LDAP and OS-specific address books will continue to use keys/values.

### New interface properties

`nsIAbCard` gains two new members:

* `supportsVCard` a boolean value indicating support for vCard (or lack thereof). Only `AddrBookCard` objects currently support vCard.
* `vCardProperties` is a `VCardProperties` object if the card supports vCard, or null.

The `VCardProperties` class contains methods for parsing, manipulating, and serialising vCards. Each piece of information in a card is represented by a `VCardPropertyEntry` object. See [VCardUtils.sys.mjs](https://searchfox.org/comm-central/source/mailnews/addrbook/modules/VCardUtils.sys.mjs) for more information.

### Storage changes

In practice, we'll be storing the vCard data as just another key/value pair.
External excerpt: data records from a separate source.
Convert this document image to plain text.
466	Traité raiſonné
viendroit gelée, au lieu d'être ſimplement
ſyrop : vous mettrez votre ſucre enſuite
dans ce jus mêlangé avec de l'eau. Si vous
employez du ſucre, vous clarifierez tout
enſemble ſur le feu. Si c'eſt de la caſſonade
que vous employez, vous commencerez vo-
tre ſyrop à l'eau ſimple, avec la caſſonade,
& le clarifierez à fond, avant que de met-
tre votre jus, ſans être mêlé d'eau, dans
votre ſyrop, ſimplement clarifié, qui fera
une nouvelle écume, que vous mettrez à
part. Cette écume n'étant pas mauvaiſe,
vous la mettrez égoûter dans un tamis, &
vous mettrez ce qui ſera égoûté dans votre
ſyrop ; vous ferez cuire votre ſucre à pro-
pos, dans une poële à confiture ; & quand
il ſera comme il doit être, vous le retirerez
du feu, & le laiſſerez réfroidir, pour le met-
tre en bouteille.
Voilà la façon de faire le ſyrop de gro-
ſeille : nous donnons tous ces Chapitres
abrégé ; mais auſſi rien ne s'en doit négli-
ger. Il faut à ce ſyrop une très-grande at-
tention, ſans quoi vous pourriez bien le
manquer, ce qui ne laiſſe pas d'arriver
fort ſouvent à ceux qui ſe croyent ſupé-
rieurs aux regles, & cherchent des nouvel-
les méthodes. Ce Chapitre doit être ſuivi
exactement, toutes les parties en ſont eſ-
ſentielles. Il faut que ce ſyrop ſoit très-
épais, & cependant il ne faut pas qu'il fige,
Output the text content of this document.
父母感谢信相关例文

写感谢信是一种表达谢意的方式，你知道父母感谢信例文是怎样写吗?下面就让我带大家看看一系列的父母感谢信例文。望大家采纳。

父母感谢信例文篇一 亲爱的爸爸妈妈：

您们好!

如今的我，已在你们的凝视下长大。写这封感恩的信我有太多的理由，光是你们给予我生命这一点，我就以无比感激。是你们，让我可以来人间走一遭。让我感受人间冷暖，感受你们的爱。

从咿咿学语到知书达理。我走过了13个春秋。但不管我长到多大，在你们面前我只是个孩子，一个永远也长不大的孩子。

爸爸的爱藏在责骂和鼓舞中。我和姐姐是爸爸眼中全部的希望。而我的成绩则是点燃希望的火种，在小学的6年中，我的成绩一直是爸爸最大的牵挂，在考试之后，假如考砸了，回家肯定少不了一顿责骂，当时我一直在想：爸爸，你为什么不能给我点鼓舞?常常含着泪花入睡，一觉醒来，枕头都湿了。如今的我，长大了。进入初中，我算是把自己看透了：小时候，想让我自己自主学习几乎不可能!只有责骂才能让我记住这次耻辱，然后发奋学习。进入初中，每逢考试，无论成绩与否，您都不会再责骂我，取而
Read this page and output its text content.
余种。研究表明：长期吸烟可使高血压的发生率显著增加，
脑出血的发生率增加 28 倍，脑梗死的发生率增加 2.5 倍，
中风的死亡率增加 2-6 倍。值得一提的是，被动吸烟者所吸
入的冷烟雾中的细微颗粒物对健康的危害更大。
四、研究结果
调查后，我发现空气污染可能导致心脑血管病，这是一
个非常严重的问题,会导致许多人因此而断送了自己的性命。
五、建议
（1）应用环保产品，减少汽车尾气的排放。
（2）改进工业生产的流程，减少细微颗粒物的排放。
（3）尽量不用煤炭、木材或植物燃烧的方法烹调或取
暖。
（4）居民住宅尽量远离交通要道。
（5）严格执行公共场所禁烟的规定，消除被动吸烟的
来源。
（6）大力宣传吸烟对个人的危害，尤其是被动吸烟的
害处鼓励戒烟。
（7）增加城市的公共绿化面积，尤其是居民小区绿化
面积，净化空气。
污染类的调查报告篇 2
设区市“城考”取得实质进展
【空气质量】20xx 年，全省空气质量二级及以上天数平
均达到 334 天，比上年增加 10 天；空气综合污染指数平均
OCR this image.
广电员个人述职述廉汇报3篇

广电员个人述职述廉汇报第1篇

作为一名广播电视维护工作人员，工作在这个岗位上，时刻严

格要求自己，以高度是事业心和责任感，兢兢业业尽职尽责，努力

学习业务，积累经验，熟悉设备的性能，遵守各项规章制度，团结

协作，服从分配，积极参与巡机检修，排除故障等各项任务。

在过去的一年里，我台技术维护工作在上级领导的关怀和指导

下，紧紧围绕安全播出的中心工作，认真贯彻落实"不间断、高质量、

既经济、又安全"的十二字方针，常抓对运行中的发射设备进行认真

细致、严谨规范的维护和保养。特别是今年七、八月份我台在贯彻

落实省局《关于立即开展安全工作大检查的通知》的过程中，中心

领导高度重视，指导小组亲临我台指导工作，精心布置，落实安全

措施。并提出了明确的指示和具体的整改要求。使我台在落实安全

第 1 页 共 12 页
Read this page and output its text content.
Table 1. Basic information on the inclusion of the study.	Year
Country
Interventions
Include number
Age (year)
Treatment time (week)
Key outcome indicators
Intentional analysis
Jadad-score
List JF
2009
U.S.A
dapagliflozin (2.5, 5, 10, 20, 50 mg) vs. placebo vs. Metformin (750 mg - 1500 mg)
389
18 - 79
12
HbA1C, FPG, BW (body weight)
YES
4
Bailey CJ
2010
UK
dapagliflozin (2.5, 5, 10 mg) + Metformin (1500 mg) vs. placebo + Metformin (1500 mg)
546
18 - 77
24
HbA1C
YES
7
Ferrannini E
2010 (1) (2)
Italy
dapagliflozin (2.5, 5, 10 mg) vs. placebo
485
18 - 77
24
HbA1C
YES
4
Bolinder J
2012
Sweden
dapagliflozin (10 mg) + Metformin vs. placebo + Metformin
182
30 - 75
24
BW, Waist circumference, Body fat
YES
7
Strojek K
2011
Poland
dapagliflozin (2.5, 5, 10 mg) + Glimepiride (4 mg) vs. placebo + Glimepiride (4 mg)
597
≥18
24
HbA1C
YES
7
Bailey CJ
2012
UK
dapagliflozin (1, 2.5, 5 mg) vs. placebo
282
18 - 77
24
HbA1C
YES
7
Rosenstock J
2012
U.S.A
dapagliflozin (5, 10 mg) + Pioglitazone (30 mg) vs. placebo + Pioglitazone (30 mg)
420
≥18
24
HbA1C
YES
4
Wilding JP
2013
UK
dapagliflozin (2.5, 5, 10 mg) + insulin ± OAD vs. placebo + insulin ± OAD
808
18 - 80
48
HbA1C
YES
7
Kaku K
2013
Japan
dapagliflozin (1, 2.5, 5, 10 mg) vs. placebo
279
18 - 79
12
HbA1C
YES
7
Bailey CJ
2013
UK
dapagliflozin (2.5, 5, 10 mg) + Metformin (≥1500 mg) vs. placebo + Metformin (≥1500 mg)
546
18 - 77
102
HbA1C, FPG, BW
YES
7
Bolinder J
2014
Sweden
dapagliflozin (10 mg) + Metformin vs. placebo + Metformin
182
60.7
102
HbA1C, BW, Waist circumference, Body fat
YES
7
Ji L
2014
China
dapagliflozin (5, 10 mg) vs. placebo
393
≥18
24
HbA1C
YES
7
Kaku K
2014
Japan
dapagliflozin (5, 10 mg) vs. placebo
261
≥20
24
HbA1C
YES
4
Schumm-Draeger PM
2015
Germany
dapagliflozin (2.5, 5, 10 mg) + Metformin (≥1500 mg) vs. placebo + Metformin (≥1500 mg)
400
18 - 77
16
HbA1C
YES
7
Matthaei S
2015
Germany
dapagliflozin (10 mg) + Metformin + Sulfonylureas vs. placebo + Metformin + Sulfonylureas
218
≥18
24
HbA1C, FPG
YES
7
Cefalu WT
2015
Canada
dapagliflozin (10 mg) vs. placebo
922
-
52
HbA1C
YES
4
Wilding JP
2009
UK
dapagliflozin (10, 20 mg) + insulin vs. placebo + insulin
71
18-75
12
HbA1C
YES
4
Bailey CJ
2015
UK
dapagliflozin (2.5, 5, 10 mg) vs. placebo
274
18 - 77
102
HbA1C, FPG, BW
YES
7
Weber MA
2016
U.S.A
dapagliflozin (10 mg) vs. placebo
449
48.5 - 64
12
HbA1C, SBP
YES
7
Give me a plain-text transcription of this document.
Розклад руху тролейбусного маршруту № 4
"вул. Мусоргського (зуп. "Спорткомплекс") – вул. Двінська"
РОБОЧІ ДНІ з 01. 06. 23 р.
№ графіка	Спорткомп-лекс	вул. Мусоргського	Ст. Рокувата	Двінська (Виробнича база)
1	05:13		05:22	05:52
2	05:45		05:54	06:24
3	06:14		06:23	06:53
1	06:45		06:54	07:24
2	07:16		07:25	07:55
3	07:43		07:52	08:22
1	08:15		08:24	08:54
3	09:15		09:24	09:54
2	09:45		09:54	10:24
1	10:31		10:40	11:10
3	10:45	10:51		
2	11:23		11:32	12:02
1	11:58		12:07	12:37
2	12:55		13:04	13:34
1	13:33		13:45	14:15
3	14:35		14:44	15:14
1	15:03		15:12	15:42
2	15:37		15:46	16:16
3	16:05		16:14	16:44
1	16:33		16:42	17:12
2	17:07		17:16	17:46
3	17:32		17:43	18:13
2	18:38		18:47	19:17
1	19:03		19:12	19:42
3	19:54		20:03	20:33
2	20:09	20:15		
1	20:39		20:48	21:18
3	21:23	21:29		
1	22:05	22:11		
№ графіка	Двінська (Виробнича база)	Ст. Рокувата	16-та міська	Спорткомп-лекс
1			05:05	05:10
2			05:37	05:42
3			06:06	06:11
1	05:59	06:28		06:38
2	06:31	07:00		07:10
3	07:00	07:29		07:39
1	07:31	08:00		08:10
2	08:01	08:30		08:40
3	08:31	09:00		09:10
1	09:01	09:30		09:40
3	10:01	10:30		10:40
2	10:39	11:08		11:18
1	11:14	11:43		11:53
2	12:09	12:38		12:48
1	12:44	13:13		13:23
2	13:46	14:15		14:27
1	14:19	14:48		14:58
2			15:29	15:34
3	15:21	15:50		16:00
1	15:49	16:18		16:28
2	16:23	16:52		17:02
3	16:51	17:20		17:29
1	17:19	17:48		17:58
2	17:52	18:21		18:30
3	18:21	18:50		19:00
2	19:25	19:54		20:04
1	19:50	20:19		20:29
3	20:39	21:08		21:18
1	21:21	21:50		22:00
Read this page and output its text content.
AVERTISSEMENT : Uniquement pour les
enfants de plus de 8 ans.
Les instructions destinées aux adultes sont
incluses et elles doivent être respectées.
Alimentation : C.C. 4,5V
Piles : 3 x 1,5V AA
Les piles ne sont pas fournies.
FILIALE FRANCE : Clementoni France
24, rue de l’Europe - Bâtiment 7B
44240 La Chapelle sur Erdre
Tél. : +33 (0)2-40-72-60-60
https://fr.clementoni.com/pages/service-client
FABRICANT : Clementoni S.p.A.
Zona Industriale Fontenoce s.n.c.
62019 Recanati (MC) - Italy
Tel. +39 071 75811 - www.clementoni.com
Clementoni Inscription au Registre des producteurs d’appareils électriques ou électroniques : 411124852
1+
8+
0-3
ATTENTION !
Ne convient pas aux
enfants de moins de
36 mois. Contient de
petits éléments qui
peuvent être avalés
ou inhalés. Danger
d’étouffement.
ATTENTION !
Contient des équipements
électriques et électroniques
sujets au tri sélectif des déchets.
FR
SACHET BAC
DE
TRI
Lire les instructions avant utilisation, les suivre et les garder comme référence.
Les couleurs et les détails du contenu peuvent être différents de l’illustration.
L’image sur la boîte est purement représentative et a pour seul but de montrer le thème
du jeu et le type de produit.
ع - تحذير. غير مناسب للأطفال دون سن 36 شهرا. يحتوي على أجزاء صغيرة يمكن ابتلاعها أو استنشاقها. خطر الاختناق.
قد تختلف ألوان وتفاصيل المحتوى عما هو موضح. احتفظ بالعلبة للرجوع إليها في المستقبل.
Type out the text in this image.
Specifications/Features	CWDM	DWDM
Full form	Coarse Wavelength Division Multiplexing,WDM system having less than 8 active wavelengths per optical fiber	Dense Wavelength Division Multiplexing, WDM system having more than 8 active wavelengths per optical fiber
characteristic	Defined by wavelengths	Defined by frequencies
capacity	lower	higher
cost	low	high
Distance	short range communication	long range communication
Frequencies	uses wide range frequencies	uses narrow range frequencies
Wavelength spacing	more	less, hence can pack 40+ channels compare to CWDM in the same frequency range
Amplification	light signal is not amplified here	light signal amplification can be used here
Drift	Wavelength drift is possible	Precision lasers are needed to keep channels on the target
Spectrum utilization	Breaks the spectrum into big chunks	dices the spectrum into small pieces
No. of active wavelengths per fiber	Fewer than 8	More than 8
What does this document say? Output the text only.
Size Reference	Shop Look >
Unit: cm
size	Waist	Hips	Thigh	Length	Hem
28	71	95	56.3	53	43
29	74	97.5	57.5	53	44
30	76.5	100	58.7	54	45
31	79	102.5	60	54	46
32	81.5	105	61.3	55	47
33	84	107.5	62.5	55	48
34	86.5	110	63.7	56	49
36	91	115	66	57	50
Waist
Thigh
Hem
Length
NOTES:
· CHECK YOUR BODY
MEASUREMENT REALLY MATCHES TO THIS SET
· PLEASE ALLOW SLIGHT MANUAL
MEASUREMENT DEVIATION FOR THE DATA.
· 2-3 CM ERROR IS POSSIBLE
The key used will be `_vCard` and the value will be the entire vCard.

When a card is saved to a directory, the following things happen:

* If it supports vCard, the `vCardProperties` member is serialised.
* If it doesn't, the existing key/value pairs are converted to a `VCardProperties` object, then serialised.
* Some properties are collected from the card:
  * display name (`DisplayName`)
  * first and last names (`FirstName` and `LastName`)
  * first and second preference email addresses (`PrimaryEmail` and `SecondEmail`)
  * nick name (`NickName`)
* The serialised vCard, these properties, and any key/value properties which *can't* be stored in a vCard are saved.
* Any key/value properties which *can* be stored in the vCard are abandoned. No information is lost because the values are part of the vCard.

The names and addresses stored separately are for performance reasons. The vCard is considered the true source of information.

{% hint style="info" %}
No migration takes place when the user upgrades to a Thunderbird version that supports vCard. However at this point the version number of the database storage is incremented (from 3 to 4) and a backup is automatically created.

Cards are only migrated when they are saved.
{% endhint %}

### Data conversion between keys/values and vCard

[VCardUtils.sys.mjs](https://searchfox.org/comm-central/source/mailnews/addrbook/modules/VCardUtils.sys.mjs) contains a number of utility functions for converting between the storage types:

* `VCardUtils.abCardToVCard` converts an `nsIAbCard` (any implementation) into a vCard string.
* `VCardUtils.propertyMapToVCard` converts a `Map` of keys and values to a vCard string.
* `VCardUtils.vCardToAbCard` converts a vCard string to an `AddrBookCard`.
* `VCardProperties.fromVCard` converts vCard string to a `VCardProperties` object.
* `VCardProperties.fromPropertyMap` converts a `Map` of keys and values to a `VCardProperties` object.
* `VCardProperties.prototype.toPropertyMap` converts a `VCardProperties` object to a `Map` of keys and values.
* `VCardProperties.prototype.toVCard` converts a `VCardProperties` object to a vCard string.

{% hint style="warning" %}
Conversion from a key/value dictionary to vCard should not result in any data loss. In the other direction data loss is possible.
{% endhint %}

To see exactly what fields are converted and what they are converted to, see `typeMap` in VCardUtils.sys.mjs.